Pendant la campagne, la gauche avait souligné la présence sur la liste Vanneste (droite RPR-DL-UDF-GE) d'un élu qui figurait sur la liste FN en 1995. Celui-ci, Bernard Dujardin, ne figurait toutefois qu'en 26ème position sur la liste Vanneste, et avait déclaré à diverses reprises qu'il avait définitivement rompu avec ces "sectes ignobles" que sont le FN et le MNR.

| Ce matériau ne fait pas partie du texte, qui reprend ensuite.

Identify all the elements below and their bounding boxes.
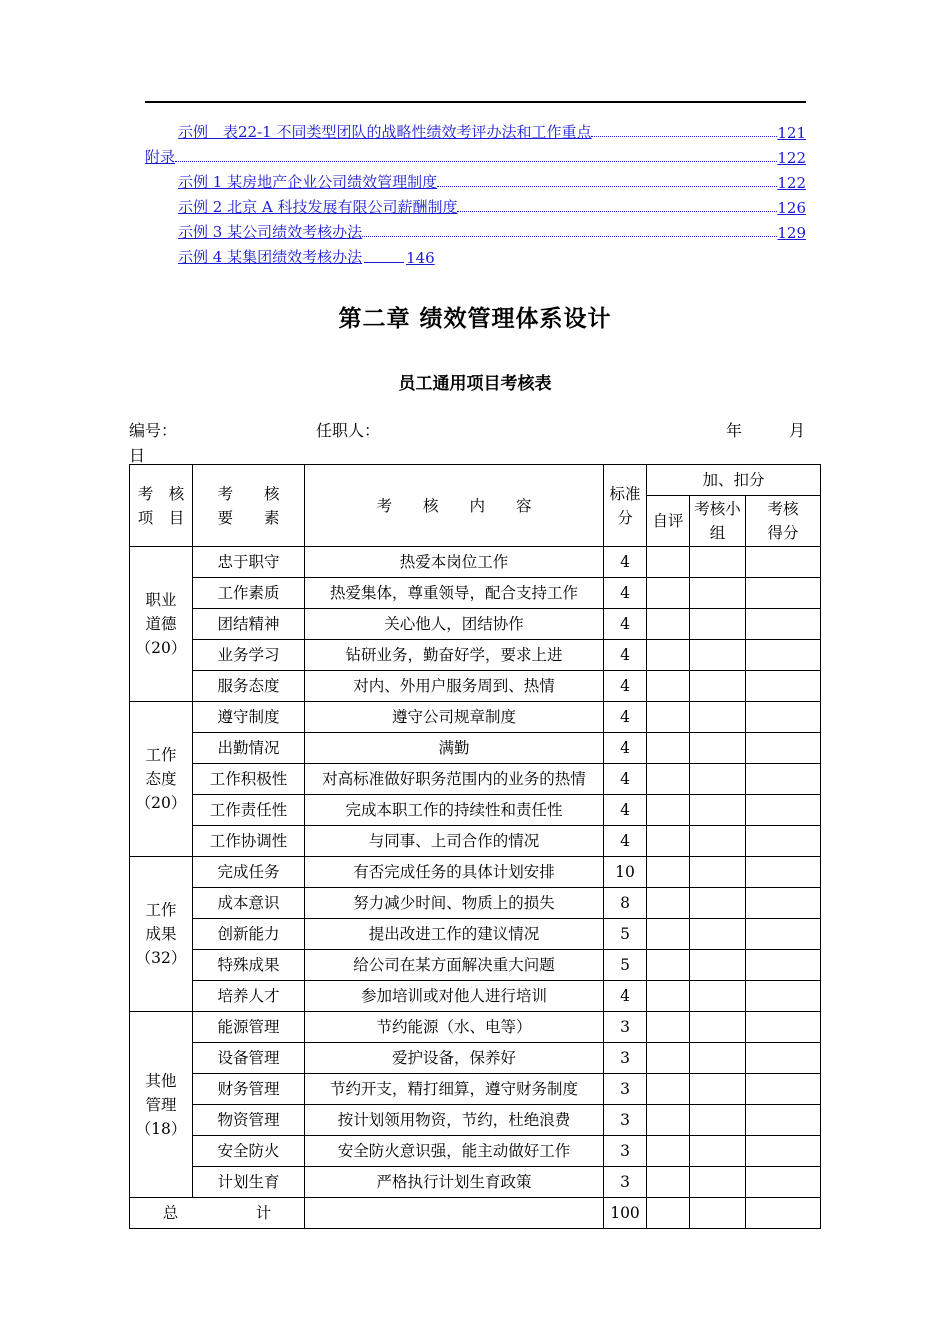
table-row (130, 578, 821, 609)
element-cell: 培养人才 (193, 981, 305, 1012)
standard-score-cell: 4 (604, 764, 647, 795)
standard-score-cell: 4 (604, 609, 647, 640)
category-label: 道德 (145, 615, 177, 633)
final-score-cell[interactable] (746, 609, 821, 640)
header-item: 考 核 项 目 (130, 465, 193, 547)
table-row (130, 1043, 821, 1074)
final-score-cell[interactable] (746, 671, 821, 702)
toc-leader (364, 262, 404, 263)
final-score-cell[interactable] (746, 1012, 821, 1043)
standard-score-cell: 5 (604, 919, 647, 950)
table-row (130, 981, 821, 1012)
group-eval-cell[interactable] (690, 919, 746, 950)
total-content-cell (305, 1198, 604, 1229)
table-row (130, 1012, 821, 1043)
table-row (130, 888, 821, 919)
self-eval-cell[interactable] (647, 888, 690, 919)
table-row (130, 547, 821, 578)
content-cell: 遵守公司规章制度 (305, 702, 604, 733)
category-label: （18） (135, 1119, 187, 1138)
standard-score-cell: 4 (604, 702, 647, 733)
content-cell: 节约开支，精打细算，遵守财务制度 (305, 1074, 604, 1105)
toc-entry[interactable] (145, 167, 806, 192)
toc-entry-label[interactable]: 示例 3 某公司绩效考核办法 (178, 223, 363, 241)
group-eval-cell[interactable] (690, 733, 746, 764)
standard-score-cell: 3 (604, 1043, 647, 1074)
group-eval-cell[interactable] (690, 1043, 746, 1074)
element-cell: 工作积极性 (193, 764, 305, 795)
standard-score-cell: 4 (604, 547, 647, 578)
self-eval-cell[interactable] (647, 1105, 690, 1136)
toc-entry-label[interactable]: 附录 (145, 148, 176, 166)
assessment-table (129, 464, 821, 1229)
self-eval-cell[interactable] (647, 609, 690, 640)
table-row (130, 919, 821, 950)
category-label: 管理 (145, 1095, 177, 1114)
table-row (130, 795, 821, 826)
table-row (130, 640, 821, 671)
element-cell: 业务学习 (193, 640, 305, 671)
self-eval-cell[interactable] (647, 1043, 690, 1074)
header-row (130, 465, 821, 496)
final-score-cell[interactable] (746, 1074, 821, 1105)
toc-entry-label[interactable]: 示例 表22-1 不同类型团队的战略性绩效考评办法和工作重点 (178, 123, 592, 141)
total-score: 100 (604, 1198, 647, 1229)
group-eval-cell[interactable] (690, 1074, 746, 1105)
final-score-cell[interactable] (746, 857, 821, 888)
final-score-cell[interactable] (746, 733, 821, 764)
toc-entry-page[interactable]: 126 (777, 199, 806, 217)
content-cell: 对高标准做好职务范围内的业务的热情 (305, 764, 604, 795)
final-score-cell[interactable] (746, 950, 821, 981)
self-eval-cell[interactable] (647, 547, 690, 578)
category-cell (130, 702, 193, 857)
self-eval-cell[interactable] (647, 764, 690, 795)
content-cell: 按计划领用物资，节约，杜绝浪费 (305, 1105, 604, 1136)
standard-score-cell: 4 (604, 671, 647, 702)
self-eval-cell[interactable] (647, 1074, 690, 1105)
group-eval-cell[interactable] (690, 1167, 746, 1198)
header-self: 自评 (647, 496, 690, 547)
content-cell: 节约能源（水、电等） (305, 1012, 604, 1043)
header-element: 考 核 要 素 (193, 465, 305, 547)
group-eval-cell[interactable] (690, 609, 746, 640)
group-eval-cell[interactable] (690, 640, 746, 671)
total-label: 总 计 (130, 1198, 305, 1229)
header-standard: 标准 分 (604, 465, 647, 547)
total-row (130, 1198, 821, 1229)
content-cell: 努力减少时间、物质上的损失 (305, 888, 604, 919)
final-score-cell[interactable] (746, 1105, 821, 1136)
standard-score-cell: 3 (604, 1012, 647, 1043)
table-row (130, 733, 821, 764)
group-eval-cell[interactable] (690, 578, 746, 609)
standard-score-cell: 10 (604, 857, 647, 888)
toc-entry[interactable] (145, 142, 806, 167)
final-score-cell[interactable] (746, 1167, 821, 1198)
day-label: 日 (129, 446, 146, 465)
self-eval-cell[interactable] (647, 857, 690, 888)
content-cell: 有否完成任务的具体计划安排 (305, 857, 604, 888)
content-cell: 提出改进工作的建议情况 (305, 919, 604, 950)
table-row (130, 826, 821, 857)
final-score-cell[interactable] (746, 547, 821, 578)
year-label: 年 (726, 421, 743, 440)
element-cell: 创新能力 (193, 919, 305, 950)
toc-entry-page[interactable]: 146 (406, 249, 435, 267)
final-score-cell[interactable] (746, 1043, 821, 1074)
header-score: 考核 得分 (746, 496, 821, 547)
person-label: 任职人： (316, 421, 381, 440)
group-eval-cell[interactable] (690, 950, 746, 981)
toc-leader (591, 135, 777, 137)
category-label: 其他 (145, 1071, 177, 1090)
standard-score-cell: 4 (604, 578, 647, 609)
standard-score-cell: 3 (604, 1105, 647, 1136)
final-score-cell[interactable] (746, 888, 821, 919)
self-eval-cell[interactable] (647, 578, 690, 609)
content-cell: 给公司在某方面解决重大问题 (305, 950, 604, 981)
element-cell: 特殊成果 (193, 950, 305, 981)
content-cell: 严格执行计划生育政策 (305, 1167, 604, 1198)
element-cell: 安全防火 (193, 1136, 305, 1167)
self-eval-cell[interactable] (647, 671, 690, 702)
final-score-cell[interactable] (746, 795, 821, 826)
toc-entry-label[interactable]: 示例 1 某房地产企业公司绩效管理制度 (178, 173, 438, 191)
standard-score-cell: 3 (604, 1074, 647, 1105)
group-eval-cell[interactable] (690, 857, 746, 888)
table-row (130, 609, 821, 640)
standard-score-cell: 4 (604, 981, 647, 1012)
standard-score-cell: 4 (604, 826, 647, 857)
standard-score-cell: 4 (604, 733, 647, 764)
toc-leader (457, 210, 777, 212)
self-eval-cell[interactable] (647, 640, 690, 671)
final-score-cell[interactable] (746, 826, 821, 857)
toc-entry-label[interactable]: 示例 2 北京 A 科技发展有限公司薪酬制度 (178, 198, 458, 216)
content-cell: 关心他人，团结协作 (305, 609, 604, 640)
self-eval-cell[interactable] (647, 795, 690, 826)
toc-entry[interactable] (145, 117, 806, 142)
content-cell: 完成本职工作的持续性和责任性 (305, 795, 604, 826)
toc-leader (362, 235, 777, 237)
group-eval-cell[interactable] (690, 764, 746, 795)
content-cell: 安全防火意识强，能主动做好工作 (305, 1136, 604, 1167)
element-cell: 工作素质 (193, 578, 305, 609)
self-eval-cell[interactable] (647, 1167, 690, 1198)
category-cell (130, 857, 193, 1012)
toc-entry-page[interactable]: 121 (777, 124, 806, 142)
final-score-cell[interactable] (746, 919, 821, 950)
toc-entry[interactable] (145, 192, 806, 217)
group-eval-cell[interactable] (690, 1105, 746, 1136)
table-row (130, 1167, 821, 1198)
table-row (130, 950, 821, 981)
element-cell: 忠于职守 (193, 547, 305, 578)
toc-entry-page[interactable]: 122 (777, 149, 806, 167)
self-eval-cell[interactable] (647, 1012, 690, 1043)
content-cell: 对内、外用户服务周到、热情 (305, 671, 604, 702)
category-label: 成果 (145, 925, 177, 943)
self-eval-cell[interactable] (647, 826, 690, 857)
category-cell (130, 547, 193, 702)
toc-entry[interactable] (145, 242, 806, 267)
group-eval-cell[interactable] (690, 981, 746, 1012)
group-eval-cell[interactable] (690, 826, 746, 857)
self-eval-cell[interactable] (647, 1198, 690, 1229)
group-eval-cell[interactable] (690, 888, 746, 919)
month-label: 月 (789, 421, 806, 440)
group-eval-cell[interactable] (690, 1136, 746, 1167)
category-label: （32） (135, 949, 187, 967)
standard-score-cell: 3 (604, 1136, 647, 1167)
group-eval-cell[interactable] (690, 795, 746, 826)
element-cell: 工作责任性 (193, 795, 305, 826)
element-cell: 遵守制度 (193, 702, 305, 733)
element-cell: 出勤情况 (193, 733, 305, 764)
self-eval-cell[interactable] (647, 733, 690, 764)
group-eval-cell[interactable] (690, 1012, 746, 1043)
header-content: 考 核 内 容 (305, 465, 604, 547)
standard-score-cell: 3 (604, 1167, 647, 1198)
final-score-cell[interactable] (746, 1136, 821, 1167)
self-eval-cell[interactable] (647, 950, 690, 981)
toc-entry[interactable] (145, 217, 806, 242)
category-label: 职业 (145, 591, 177, 609)
self-eval-cell[interactable] (647, 1136, 690, 1167)
self-eval-cell[interactable] (647, 981, 690, 1012)
toc-entry-label[interactable]: 示例 4 某集团绩效考核办法 (178, 248, 363, 266)
content-cell: 与同事、上司合作的情况 (305, 826, 604, 857)
element-cell: 团结精神 (193, 609, 305, 640)
category-label: 工作 (145, 901, 177, 919)
table-row (130, 702, 821, 733)
content-cell: 满勤 (305, 733, 604, 764)
element-cell: 财务管理 (193, 1074, 305, 1105)
header-group: 考核小 组 (690, 496, 746, 547)
standard-score-cell: 5 (604, 950, 647, 981)
element-cell: 完成任务 (193, 857, 305, 888)
category-label: 态度 (145, 770, 177, 788)
table-row (130, 1136, 821, 1167)
final-score-cell[interactable] (746, 1198, 821, 1229)
final-score-cell[interactable] (746, 764, 821, 795)
content-cell: 爱护设备，保养好 (305, 1043, 604, 1074)
final-score-cell[interactable] (746, 702, 821, 733)
category-label: （20） (135, 794, 187, 812)
number-label: 编号： (129, 421, 178, 440)
table-row (130, 1074, 821, 1105)
toc-entry-page[interactable]: 122 (777, 174, 806, 192)
top-rule (145, 101, 806, 103)
standard-score-cell: 4 (604, 640, 647, 671)
element-cell: 设备管理 (193, 1043, 305, 1074)
toc-leader (175, 160, 777, 162)
group-eval-cell[interactable] (690, 547, 746, 578)
element-cell: 计划生育 (193, 1167, 305, 1198)
element-cell: 成本意识 (193, 888, 305, 919)
toc-entry-page[interactable]: 129 (777, 224, 806, 242)
group-eval-cell[interactable] (690, 1198, 746, 1229)
self-eval-cell[interactable] (647, 919, 690, 950)
toc-leader (437, 185, 777, 187)
chapter-title: 第二章 绩效管理体系设计 (338, 305, 612, 332)
content-cell: 参加培训或对他人进行培训 (305, 981, 604, 1012)
element-cell: 物资管理 (193, 1105, 305, 1136)
table-row (130, 764, 821, 795)
table-row (130, 857, 821, 888)
standard-score-cell: 8 (604, 888, 647, 919)
standard-score-cell: 4 (604, 795, 647, 826)
table-row (130, 1105, 821, 1136)
self-eval-cell[interactable] (647, 702, 690, 733)
category-label: （20） (135, 639, 187, 657)
final-score-cell[interactable] (746, 578, 821, 609)
final-score-cell[interactable] (746, 981, 821, 1012)
final-score-cell[interactable] (746, 640, 821, 671)
element-cell: 能源管理 (193, 1012, 305, 1043)
content-cell: 热爱本岗位工作 (305, 547, 604, 578)
category-cell (130, 1012, 193, 1198)
group-eval-cell[interactable] (690, 671, 746, 702)
element-cell: 工作协调性 (193, 826, 305, 857)
table-of-contents (145, 117, 806, 267)
content-cell: 热爱集体，尊重领导，配合支持工作 (305, 578, 604, 609)
table-row (130, 671, 821, 702)
element-cell: 服务态度 (193, 671, 305, 702)
category-label: 工作 (145, 746, 177, 764)
group-eval-cell[interactable] (690, 702, 746, 733)
header-adjust: 加、扣分 (647, 465, 821, 496)
table-title: 员工通用项目考核表 (398, 374, 552, 394)
content-cell: 钻研业务，勤奋好学，要求上进 (305, 640, 604, 671)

Le treizième candidat sur cette liste, Salim Achiba, 47 ans, enseigne l'expertise comptable et la gestion dans l'enseignement supérieur ("IUT") et occupe un poste de directeur financier dans un important groupe d'art graphique. Si sa liste l'emporte au second tour, ce qui était très probable d'après lui quand je l'ai interviewé [après le second tour, il s'avère qu'il ne siègera pas au conseil municipal, sa liste n'ayant obtenu que dix sièges], ce père de cinq enfants né à Biskra en Algérie et arrivé en France en 1960 avec son père, ouvrier dans le textile, deviendra adjoint au maire chargé des affaires économiques. Il y a deux autres candidates d'origine maghrébine sur cette liste, dont une issue de la communauté des Français Musulmans rapatriés ("Harkis"). Un de ses cousins avait été élu sur la liste de gauche en 1995.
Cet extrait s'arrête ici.